Have you ever said those words?
About three weeks after Emma was diagnosed, we were pent up in the hospital and I was going a little crazy, I admit. Emma had lost all ability to walk/sit/stand. She was like a very large infant. She couldn't use the bathroom herself, and this was a HUGE source of frustration for her. Because of this, it was a huge source of frustration for us as her parents.
We were in a bit of a unique situation, and because of that no one was telling us what was going on. Typically when a new family arrives at St. Jude, they are given a run-down of how things go. They are shown to their clinics, told how to "check in" at each appointment location, and educated (to some extent) on what to expect in the coming weeks. With us, though, we were brought in under dire circumstances and put in the ICU. Everyone's biggest concern was keeping her alive, and we were always given wonderful information regarding this aspect. However, when she was moved from the ICU to the regular inpatient floor, the focus changed. Now the main focus was not keeping Emma alive, but getting her cancer into remission (which is the typical goal of everyone at St. Jude). But we weren't new patients anymore, we had been there for nearly 3 weeks. Everyone on the regular inpatient floor assumed we had already had the run-down--except we hadn't. I had no answers, and I was mad about it.

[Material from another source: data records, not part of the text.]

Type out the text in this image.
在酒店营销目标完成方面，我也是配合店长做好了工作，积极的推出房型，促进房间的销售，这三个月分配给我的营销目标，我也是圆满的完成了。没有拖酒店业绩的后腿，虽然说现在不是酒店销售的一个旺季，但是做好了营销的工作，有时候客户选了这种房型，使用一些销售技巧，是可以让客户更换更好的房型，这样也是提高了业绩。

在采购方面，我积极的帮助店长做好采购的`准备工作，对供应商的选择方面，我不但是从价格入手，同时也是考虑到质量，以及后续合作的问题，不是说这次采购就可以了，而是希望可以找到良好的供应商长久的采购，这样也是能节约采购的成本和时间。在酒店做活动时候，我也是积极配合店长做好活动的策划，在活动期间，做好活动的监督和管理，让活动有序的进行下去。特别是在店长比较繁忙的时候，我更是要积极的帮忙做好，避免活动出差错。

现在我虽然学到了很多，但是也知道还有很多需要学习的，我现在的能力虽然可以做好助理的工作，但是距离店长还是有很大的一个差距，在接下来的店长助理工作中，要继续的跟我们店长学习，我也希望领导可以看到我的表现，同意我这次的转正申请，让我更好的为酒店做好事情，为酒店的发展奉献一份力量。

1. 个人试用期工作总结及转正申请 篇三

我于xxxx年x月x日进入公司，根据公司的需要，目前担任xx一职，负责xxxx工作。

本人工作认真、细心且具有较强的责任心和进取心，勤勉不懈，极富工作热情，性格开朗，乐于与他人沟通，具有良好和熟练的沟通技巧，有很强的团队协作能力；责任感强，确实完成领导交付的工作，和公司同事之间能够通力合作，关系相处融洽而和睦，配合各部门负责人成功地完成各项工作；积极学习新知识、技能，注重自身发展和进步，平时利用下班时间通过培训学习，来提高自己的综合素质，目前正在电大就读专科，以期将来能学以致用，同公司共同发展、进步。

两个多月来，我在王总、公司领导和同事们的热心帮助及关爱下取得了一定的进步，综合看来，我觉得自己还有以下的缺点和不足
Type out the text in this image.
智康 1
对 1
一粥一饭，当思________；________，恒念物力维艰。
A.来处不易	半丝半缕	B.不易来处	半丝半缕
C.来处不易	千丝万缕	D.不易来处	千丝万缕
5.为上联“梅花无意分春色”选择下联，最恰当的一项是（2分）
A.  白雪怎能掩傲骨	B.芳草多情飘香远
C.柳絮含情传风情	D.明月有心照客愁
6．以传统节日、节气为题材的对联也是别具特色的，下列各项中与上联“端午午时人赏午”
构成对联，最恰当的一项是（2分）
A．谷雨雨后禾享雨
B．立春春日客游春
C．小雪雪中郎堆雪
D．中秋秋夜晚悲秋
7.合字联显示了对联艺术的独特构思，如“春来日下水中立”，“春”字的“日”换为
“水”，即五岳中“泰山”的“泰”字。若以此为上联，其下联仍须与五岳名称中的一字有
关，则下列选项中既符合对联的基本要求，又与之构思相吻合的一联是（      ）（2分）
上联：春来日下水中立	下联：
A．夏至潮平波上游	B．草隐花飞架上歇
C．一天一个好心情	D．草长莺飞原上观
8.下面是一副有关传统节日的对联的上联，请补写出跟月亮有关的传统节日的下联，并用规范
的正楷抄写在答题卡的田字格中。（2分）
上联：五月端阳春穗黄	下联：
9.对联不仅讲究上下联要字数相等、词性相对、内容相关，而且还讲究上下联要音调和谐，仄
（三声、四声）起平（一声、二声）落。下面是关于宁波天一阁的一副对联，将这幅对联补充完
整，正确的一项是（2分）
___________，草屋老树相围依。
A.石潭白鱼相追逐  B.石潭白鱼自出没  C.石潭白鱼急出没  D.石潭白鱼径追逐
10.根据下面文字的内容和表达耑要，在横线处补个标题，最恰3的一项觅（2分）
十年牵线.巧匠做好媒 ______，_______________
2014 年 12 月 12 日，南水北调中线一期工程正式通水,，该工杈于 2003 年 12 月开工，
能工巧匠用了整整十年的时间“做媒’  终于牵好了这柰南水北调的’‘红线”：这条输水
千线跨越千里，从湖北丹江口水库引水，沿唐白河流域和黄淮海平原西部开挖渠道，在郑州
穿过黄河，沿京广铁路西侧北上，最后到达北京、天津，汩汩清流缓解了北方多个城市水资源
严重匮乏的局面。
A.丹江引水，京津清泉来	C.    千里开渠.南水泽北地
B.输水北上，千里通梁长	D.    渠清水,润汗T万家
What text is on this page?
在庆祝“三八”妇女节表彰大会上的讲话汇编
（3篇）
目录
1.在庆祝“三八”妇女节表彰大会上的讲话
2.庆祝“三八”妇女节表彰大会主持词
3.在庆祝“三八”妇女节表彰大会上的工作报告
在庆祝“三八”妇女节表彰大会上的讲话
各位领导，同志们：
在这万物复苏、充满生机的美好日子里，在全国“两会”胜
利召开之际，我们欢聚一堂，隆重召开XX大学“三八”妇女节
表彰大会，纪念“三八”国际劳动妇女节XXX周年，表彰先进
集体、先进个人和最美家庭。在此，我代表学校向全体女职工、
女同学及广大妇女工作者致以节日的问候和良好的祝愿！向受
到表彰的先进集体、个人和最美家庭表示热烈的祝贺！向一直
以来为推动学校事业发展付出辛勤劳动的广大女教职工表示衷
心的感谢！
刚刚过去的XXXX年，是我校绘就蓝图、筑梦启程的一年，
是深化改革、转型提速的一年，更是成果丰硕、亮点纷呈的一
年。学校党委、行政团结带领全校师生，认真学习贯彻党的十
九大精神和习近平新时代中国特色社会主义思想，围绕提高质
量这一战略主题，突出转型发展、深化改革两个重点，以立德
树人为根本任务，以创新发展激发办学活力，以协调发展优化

People would call, or text, and I would put on a happy face. Inside I was boiling. I was angry at the doctors for not letting us get out of the hospital. I was angry at God for putting us in this situation in the first place. And truthfully, I was angry at everyone I knew because they were going on with their lives.
Micheal was not angry. I would ask him why, and he would shrug and tell me (in his beautifully patient way) "I've been through hard things before." He was my rock, truly.
Five weeks into the diagnosis, Emma was finally released from the hospital and we went to "live" at the Ronald McDonald House. My agner continued for several weeks (maybe months?).
So what's the point of this long-winded story? How did I overcome it? I WANTED to get over it. Even at my own expense. That didn't mean my problems got "fixed". Emma still had cancer. My life was still in upheaval. But I didn't want to be angry, so I worked on it. I forced myself to think about good things. Emma's smile. Micheal's support. Ashlyn's sweet baby gurggles. A hospital that was saving my daughter's life, and providing for us in the mean-time. A support group.
If you are not (or have never faced being) angry, I want you to know that someday that will come. We all have battles to fight. Your "good" things will be different than mine, but trust me, they're there somewhere. Look for them, and focus on them. Don't have any good things? You do, you're just not looking close enough.
It will be hard, and it will not make your problems go away--but at least you will be in a better state of mind to deal with the problems. I wish you all well, and I hope that at least some of you will be less "angry" because of this.